The US online poker market is still in the process of being rolled out. Only three states have successfully passed legislation introducing online casinos and poker—Nevada, New Jersey and Delaware. Pennsylvania is the next closest state to online gambling expansion, though nothing has been made official yet. New Jersey has expressed interest in forming an interstate compact that would foster a dense player pool, but some logistical issues are causing delays. Currently Nevada and Delaware share an interstate gambling compact that allows them to share their online poker player pool with provisions in the agreement that would allow for the same sharing with online casino games as well.

New Jersey’s online gambling market has brought in roughly $700 million in revenue in its nearly 4 years of service. The lion’s share of that revenue comes through the online casinos, leaving online poker to wither away. The Garden State has begun exploring potential avenues for expanding their poker market, and their best possible solution is joining forces with other states. They have even gone so far as to propose a compact with the UK Gaming Commission, one of the largest player pools in the international market.

Lawmakers have reached an impasse with their targets for a poker market. On the international front, the UK Gaming Commission simply cannot justify teaming up with New Jersey. While New Jersey has been in the market for nearly four years, that fact that it is struggling does not exactly scream ‘lucrative business partner’. Currently, the UK online poker market is dense and works with PokerStars, one of the largest online poker brands. A deal with New Jersey would force them to cut ties with the industry leading outfit, something that does not seem worthwhile.

The other obstacle in New Jersey’s way is the language of their online gambling law. The current law requires any operator licensed by New Jersey (a license would be required in order to service local residents) to have their servers located in Atlantic City. This is where the logistical issues arise—New Jersey’s small player pool does not justify the UK relocating servers to New Jersey. This issue is also why states like Nevada, Delaware and Pennsylvania might have difficulty entering into an interstate agreement. In order for anything to happen, New Jersey may have to amend their online poker legislation.

An interstate poker network makes sense for multiple reasons. For starters, the domestic player pool would increase by millions, supporting more competition and revenue brought in from player traffic. Another reason the compact would be beneficial is that it would make for a more high-quality online gaming experience. Online gaming software brands would be more incentivized to offer their games to a larger poker network versus small individual states. A common understanding between states would foster an online poker market that could churn revenue back into states that could be applied to state infrastructure.
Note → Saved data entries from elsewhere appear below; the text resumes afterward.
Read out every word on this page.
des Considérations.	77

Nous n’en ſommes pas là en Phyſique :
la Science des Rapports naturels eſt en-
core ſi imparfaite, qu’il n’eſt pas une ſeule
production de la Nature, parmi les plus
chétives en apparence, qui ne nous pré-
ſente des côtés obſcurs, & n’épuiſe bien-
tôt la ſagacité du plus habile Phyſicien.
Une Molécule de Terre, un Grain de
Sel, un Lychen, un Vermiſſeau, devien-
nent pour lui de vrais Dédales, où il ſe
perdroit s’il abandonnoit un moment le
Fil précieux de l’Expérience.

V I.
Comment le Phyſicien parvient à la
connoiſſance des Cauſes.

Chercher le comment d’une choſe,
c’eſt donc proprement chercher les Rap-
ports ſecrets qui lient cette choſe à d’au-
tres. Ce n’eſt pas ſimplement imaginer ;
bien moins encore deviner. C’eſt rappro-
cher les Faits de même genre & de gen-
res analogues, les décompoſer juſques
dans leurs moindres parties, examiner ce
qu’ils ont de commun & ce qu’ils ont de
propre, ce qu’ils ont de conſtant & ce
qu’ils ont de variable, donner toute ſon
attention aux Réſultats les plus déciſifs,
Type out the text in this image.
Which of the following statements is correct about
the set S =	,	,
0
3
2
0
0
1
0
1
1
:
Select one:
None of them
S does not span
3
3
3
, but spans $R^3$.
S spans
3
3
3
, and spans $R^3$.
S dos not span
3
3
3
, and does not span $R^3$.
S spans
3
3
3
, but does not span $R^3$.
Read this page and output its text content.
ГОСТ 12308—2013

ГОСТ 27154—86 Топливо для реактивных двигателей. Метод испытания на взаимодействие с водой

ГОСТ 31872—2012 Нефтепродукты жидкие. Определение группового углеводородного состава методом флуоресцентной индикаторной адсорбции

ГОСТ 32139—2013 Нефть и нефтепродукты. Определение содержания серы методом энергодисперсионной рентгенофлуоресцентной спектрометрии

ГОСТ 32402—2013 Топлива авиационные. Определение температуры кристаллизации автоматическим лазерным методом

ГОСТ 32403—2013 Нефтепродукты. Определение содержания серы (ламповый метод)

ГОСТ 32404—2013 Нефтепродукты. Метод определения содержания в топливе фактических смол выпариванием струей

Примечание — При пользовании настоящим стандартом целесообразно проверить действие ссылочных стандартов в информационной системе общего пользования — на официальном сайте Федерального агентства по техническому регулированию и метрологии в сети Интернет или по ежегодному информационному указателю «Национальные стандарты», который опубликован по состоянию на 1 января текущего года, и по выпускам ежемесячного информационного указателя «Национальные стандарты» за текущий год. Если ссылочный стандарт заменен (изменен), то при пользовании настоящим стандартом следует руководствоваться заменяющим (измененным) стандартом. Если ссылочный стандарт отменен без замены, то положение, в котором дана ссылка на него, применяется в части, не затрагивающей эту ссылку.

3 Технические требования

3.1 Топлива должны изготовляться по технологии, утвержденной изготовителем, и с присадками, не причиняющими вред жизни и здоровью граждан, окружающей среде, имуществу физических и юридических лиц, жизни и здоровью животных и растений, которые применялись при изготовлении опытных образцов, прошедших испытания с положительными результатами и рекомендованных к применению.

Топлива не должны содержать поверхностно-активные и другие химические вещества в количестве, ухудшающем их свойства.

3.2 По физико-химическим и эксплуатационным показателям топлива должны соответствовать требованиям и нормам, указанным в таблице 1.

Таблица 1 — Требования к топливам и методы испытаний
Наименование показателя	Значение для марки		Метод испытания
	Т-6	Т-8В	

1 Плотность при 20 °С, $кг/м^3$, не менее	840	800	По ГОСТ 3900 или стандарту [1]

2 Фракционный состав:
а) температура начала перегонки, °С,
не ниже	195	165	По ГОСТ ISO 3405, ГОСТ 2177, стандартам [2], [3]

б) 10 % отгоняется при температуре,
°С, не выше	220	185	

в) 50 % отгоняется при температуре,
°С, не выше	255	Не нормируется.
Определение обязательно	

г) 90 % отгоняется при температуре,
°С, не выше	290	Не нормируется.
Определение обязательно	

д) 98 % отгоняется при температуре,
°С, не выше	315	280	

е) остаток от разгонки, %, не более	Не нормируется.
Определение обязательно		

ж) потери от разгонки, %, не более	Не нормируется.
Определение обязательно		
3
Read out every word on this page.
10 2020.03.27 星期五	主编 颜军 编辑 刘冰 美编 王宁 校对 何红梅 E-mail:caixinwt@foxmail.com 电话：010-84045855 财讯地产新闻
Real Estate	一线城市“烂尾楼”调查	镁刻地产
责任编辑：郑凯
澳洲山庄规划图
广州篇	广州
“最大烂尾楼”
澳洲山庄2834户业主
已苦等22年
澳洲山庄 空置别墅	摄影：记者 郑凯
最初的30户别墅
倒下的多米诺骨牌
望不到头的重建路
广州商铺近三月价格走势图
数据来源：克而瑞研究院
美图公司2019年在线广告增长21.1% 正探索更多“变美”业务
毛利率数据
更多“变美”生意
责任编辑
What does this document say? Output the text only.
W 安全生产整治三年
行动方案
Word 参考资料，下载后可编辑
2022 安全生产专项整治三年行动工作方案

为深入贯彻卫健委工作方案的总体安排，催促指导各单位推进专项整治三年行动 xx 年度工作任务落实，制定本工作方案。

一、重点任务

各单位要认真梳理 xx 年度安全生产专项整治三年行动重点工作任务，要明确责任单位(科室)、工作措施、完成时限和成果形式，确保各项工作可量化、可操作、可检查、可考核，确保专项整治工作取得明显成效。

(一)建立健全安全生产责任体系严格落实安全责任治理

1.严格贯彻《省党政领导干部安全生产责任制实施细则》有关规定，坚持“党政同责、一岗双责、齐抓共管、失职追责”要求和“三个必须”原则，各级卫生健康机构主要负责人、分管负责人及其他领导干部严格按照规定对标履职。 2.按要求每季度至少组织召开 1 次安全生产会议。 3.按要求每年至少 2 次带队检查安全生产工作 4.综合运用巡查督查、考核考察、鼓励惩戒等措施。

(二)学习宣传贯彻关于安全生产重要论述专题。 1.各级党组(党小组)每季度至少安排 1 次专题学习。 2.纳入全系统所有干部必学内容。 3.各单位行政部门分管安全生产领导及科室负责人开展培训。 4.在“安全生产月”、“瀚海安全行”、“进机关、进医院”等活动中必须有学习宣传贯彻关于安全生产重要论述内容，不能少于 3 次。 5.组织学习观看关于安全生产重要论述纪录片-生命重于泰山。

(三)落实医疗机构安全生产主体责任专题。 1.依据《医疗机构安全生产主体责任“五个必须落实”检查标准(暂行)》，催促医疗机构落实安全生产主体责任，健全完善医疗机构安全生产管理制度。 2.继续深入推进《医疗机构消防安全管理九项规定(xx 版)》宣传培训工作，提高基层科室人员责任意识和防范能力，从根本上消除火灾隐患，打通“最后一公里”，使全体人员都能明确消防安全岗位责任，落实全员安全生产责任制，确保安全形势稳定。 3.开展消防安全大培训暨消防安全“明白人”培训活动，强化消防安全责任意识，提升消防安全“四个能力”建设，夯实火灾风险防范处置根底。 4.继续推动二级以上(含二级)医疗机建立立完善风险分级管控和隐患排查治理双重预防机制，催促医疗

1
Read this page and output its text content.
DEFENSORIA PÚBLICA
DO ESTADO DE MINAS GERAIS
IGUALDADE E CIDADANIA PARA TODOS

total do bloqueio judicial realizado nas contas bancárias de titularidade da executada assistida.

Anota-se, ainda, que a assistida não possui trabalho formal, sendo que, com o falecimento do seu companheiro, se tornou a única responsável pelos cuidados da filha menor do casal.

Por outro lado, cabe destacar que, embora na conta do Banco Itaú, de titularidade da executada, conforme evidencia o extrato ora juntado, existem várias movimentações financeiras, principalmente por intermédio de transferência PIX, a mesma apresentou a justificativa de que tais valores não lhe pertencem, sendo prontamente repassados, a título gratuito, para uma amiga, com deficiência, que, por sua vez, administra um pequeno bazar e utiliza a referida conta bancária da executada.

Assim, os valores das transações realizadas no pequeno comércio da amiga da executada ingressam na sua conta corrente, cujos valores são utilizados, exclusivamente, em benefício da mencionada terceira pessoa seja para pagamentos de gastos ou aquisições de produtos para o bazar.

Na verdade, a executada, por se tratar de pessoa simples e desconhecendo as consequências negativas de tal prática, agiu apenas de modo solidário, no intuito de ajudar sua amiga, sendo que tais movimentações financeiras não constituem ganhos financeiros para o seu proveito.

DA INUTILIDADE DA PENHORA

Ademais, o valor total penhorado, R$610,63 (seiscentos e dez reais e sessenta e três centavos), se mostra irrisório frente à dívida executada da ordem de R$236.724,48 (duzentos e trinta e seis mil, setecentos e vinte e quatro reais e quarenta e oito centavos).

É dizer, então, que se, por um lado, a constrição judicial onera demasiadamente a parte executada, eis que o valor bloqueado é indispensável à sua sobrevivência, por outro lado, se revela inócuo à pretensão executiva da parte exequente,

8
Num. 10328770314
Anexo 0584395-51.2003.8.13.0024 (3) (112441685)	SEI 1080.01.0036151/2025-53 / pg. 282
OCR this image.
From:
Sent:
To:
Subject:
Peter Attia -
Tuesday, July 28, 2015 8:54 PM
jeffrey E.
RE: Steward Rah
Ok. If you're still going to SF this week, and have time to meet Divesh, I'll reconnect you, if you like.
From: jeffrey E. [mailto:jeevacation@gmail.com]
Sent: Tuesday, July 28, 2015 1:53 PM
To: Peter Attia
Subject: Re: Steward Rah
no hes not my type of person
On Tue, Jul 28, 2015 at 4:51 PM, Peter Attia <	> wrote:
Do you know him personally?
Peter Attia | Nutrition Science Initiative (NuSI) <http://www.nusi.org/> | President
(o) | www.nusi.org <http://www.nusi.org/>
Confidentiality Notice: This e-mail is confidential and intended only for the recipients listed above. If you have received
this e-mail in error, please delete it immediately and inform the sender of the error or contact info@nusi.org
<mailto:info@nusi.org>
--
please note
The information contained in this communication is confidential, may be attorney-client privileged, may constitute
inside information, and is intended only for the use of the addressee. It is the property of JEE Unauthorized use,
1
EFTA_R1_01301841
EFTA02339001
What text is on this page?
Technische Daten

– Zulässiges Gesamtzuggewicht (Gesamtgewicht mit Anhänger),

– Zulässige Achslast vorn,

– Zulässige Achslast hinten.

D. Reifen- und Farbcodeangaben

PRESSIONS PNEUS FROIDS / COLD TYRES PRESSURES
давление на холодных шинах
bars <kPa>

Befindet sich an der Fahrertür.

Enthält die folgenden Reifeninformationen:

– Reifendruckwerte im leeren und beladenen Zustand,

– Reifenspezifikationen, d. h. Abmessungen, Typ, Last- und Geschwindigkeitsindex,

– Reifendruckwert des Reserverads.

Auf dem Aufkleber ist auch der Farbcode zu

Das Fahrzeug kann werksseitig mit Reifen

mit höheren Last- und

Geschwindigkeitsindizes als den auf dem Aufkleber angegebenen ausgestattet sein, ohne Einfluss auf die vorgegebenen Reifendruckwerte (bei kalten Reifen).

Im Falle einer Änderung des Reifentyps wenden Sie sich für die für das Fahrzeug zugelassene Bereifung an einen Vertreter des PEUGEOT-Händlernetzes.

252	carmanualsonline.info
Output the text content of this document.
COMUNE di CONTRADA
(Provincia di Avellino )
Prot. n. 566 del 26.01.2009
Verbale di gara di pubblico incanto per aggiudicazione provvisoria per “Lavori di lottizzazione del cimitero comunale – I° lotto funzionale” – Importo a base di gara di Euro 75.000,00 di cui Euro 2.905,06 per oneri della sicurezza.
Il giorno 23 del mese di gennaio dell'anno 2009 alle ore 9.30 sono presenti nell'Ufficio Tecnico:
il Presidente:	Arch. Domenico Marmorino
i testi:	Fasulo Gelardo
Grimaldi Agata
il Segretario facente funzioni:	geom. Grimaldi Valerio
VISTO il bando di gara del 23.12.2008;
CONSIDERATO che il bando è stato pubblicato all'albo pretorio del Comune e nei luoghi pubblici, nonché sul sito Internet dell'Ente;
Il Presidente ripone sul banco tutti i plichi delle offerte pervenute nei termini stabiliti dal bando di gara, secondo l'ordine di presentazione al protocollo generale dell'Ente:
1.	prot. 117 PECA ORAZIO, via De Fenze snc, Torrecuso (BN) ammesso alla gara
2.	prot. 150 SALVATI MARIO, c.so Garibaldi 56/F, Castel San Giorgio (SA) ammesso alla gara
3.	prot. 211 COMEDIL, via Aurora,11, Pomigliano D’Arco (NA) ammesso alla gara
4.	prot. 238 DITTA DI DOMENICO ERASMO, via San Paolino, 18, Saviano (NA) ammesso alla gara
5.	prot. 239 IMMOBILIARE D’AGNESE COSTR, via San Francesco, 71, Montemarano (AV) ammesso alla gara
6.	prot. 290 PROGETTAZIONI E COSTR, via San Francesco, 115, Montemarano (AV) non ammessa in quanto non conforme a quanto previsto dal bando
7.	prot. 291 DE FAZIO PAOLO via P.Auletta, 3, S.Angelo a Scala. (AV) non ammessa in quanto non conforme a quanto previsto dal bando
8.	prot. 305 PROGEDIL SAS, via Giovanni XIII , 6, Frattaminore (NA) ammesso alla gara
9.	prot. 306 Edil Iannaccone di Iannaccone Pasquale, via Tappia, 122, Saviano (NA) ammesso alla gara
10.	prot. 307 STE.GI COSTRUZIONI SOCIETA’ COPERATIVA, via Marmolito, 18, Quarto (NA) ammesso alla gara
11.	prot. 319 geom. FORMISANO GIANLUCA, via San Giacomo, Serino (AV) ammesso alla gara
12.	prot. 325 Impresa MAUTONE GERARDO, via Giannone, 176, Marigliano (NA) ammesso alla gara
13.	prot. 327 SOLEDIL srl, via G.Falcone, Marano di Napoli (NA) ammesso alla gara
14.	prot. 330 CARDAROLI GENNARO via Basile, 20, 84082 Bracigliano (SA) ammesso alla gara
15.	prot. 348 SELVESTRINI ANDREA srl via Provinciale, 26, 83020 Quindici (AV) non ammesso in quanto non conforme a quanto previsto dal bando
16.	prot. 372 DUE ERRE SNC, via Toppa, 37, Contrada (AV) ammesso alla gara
For New Jersey, they have an ace in the hole for their online poker sector—sports betting. The US Supreme Court is currently hearing a case between NJ and the major sports leagues. New Jersey is fighting for the right to host sports betting. If the case ends up in their favor, online sports betting could be introduced as well. This could be the catalyst in driving traffic to their online gambling sites, which could translate to an increase in poker numbers.

If an interstate poker network is to exist, lawmakers must create an environment that can feasibly and logistically support it. Geolocation is a big part of US online gambling because states have to verify if players are located within state lines, however, it would not be necessary if all states could have legal online poker. The future looks bright for US online poker, but it seems it will take quite a while for it to hit full stride.